Name Virginia Douglas | ||
Virgina Douglas of "Yes, Virginia, there is a Santa Claus
Virginia I. Douglas (born January 28, 1927) is a Canadian psychologist and emeritus professor at McGill University. In the early 1970s, Douglas contributed to attention deficit hyperactivity disorder (ADHD) research by highlighting the presence of marked deficits in sustained attention and impulse control in children with this disorder. Previous to Douglas’ 1972 article Stop, look and listen: The problem of sustained attention and impulse control in hyperactive and normal children, ADHD was referred to as hyperkinesis. It was widely believed that hyperactivity, not attentional problems, was the main factor underlying this disorder. As a result of Douglas’s research, attention deficit disorder (ADD) with or without hyperactivity was included in the third edition of the Diagnostic and Statistical Manual of Mental Disorders (DSM-III). in 1980.
Contents
Douglas served as the president of the Canadian Psychological Association in 1971. Over the course of her career she has received numerous honors and awards, including the Canadian Psychological Association Gold Medal for Distinguished Lifetime Contributions to Canadian Psychology in 2004.
Early life
Douglas was born in London, Ontario. Douglas attended Smiths Falls High School in Smiths Falls, Ontario. After graduating, she moved to Kingston to study at Queen’s University. She completed her Bachelor of Arts in 1948, only discovering the subject of psychology in the final year of her undergraduate degree. Douglas attended the University of Michigan, where she completed two master's degrees: one in social work and the other in psychology. She obtained her PhD in psychology in 1958.
Career
During graduate school, her interests focused on defense mechanisms in adults. However, after moving to Montreal to take a position as a professor at McGill University, she was required to complete a clinical workshop at the Montreal Children's Hospital. Influenced by this workshop, her research interests shifted to the study of ADHD, which was, at the time, referred to as hyperkinesis. While at McGill, she met Donald Hebb, an influential Canadian psychologist specializing in neuropsychology. She cited him as an important professional influence:
“When I developed an interest in childhood hyperactivity while working at the Montreal Children’s Hospital, I found several of my colleagues at McGill interested in the questions I wanted to answer, and ready to help. Although I had been warned that Donald Hebb, a world-renowned physiological psychologist, was ‘anti-clinical’, he proved to be a gently ironic source of wisdom and perspective”.In 1971, in a Presidential Address to the Canadian Psychological Association, Douglas presented her theory that deficits in sustained attention and impulse control were more likely to account for the difficulties of children with hyperkinesis than hyperactivity. Based on her research at the Montreal Children’s Hospital, Douglas argued that children with the disorder experienced deficits in sustained attention that could even emerge under conditions where no distractions existed. Douglas’s research and ideas were published the following year in the seminal article Stop, look and listen: The problem of sustained attention and impulse control in hyperactive and normal children. This paper became the most cited in the field and shifted the focus of hyperkinesis research from hyperactivity to attentional problems.

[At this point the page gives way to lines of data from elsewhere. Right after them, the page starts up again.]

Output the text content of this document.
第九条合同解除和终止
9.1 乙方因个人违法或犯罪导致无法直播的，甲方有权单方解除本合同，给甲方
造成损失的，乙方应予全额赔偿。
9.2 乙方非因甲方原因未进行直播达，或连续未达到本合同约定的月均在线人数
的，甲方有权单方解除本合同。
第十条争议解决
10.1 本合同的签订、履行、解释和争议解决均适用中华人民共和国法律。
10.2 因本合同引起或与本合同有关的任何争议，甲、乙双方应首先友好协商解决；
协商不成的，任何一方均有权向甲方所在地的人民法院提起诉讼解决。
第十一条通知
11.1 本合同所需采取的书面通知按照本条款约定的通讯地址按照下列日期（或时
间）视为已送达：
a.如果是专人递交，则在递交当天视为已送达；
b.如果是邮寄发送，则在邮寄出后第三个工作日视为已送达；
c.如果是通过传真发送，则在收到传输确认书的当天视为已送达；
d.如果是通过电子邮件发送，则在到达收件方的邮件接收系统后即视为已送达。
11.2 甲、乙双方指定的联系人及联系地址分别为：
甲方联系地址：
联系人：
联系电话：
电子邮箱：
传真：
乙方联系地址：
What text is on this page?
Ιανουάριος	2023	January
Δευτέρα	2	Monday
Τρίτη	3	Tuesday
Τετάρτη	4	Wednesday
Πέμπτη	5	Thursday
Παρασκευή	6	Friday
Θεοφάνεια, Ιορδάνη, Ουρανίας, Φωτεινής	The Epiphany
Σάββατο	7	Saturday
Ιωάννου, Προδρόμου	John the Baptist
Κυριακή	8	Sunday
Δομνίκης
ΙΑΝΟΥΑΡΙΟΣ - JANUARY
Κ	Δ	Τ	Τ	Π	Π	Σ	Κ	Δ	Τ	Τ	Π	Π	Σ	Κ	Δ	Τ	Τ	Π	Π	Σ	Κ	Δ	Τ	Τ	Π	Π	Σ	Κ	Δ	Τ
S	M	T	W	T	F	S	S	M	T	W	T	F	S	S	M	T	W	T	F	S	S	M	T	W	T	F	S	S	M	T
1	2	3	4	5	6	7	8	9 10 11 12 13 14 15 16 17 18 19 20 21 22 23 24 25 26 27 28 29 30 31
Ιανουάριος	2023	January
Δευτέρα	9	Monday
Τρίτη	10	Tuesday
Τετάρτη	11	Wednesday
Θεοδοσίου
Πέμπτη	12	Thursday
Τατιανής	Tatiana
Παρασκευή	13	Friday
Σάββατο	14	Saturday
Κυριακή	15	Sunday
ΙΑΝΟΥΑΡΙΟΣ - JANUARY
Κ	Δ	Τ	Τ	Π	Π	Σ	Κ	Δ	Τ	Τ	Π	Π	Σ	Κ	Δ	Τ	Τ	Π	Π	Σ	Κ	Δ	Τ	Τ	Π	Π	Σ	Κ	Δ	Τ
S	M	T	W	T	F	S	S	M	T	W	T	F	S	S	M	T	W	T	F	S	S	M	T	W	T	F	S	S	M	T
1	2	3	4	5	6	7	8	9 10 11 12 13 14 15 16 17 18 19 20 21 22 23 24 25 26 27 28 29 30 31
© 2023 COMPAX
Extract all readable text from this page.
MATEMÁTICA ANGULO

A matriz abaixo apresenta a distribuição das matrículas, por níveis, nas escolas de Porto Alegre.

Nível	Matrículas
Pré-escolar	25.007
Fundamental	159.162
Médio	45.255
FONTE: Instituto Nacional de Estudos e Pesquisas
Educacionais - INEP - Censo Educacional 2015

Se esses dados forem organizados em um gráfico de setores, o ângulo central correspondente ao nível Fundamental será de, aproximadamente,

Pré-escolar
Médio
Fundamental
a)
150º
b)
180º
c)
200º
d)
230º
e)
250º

In 1980, with the advent of the DSM-III, Douglas was one of the researchers responsible for the inclusion of ADD with or without hyperactivity. This new definition allowed children with purely attentional deficits greater access to medical resources.
Work
Douglas's research on ADHD expanded to the areas of learning, perception, cognition, memory, and neuropsychology. Following her paper, “Stop, look, and listen,” Douglas proposed a three-component model of self-regulation to explain the cognitive and motor deficits associated with ADHD. The three components were attentional, inhibitory, and strategic or organizational. Douglas theorized that deficits in any one of these components might contribute to the difficulties experienced by individuals with ADHD.
Douglas emphasized the importance of correctly identifying which of the three components underlies symptom-related behaviour in any given individual with ADHD. For example, performance failure may be falsely attributed to executive problems (e.g. working memory) when the fundamental problem is a deficit in attention (e.g. the effortful aspect of cognitive processing) or inhibitory control (e.g. the inability to inhibit a prepotent response). Douglas also pushed for the use of rigorous, laboratory-based measures to identify specific deficits in the three self-regulatory components.
Douglas’s more recent research has focused on pharmacotherapy, and, more specifically, on the effects of methylphenidate on task performance, impulsivity, cognitive training, and reinforcement in children with ADHD.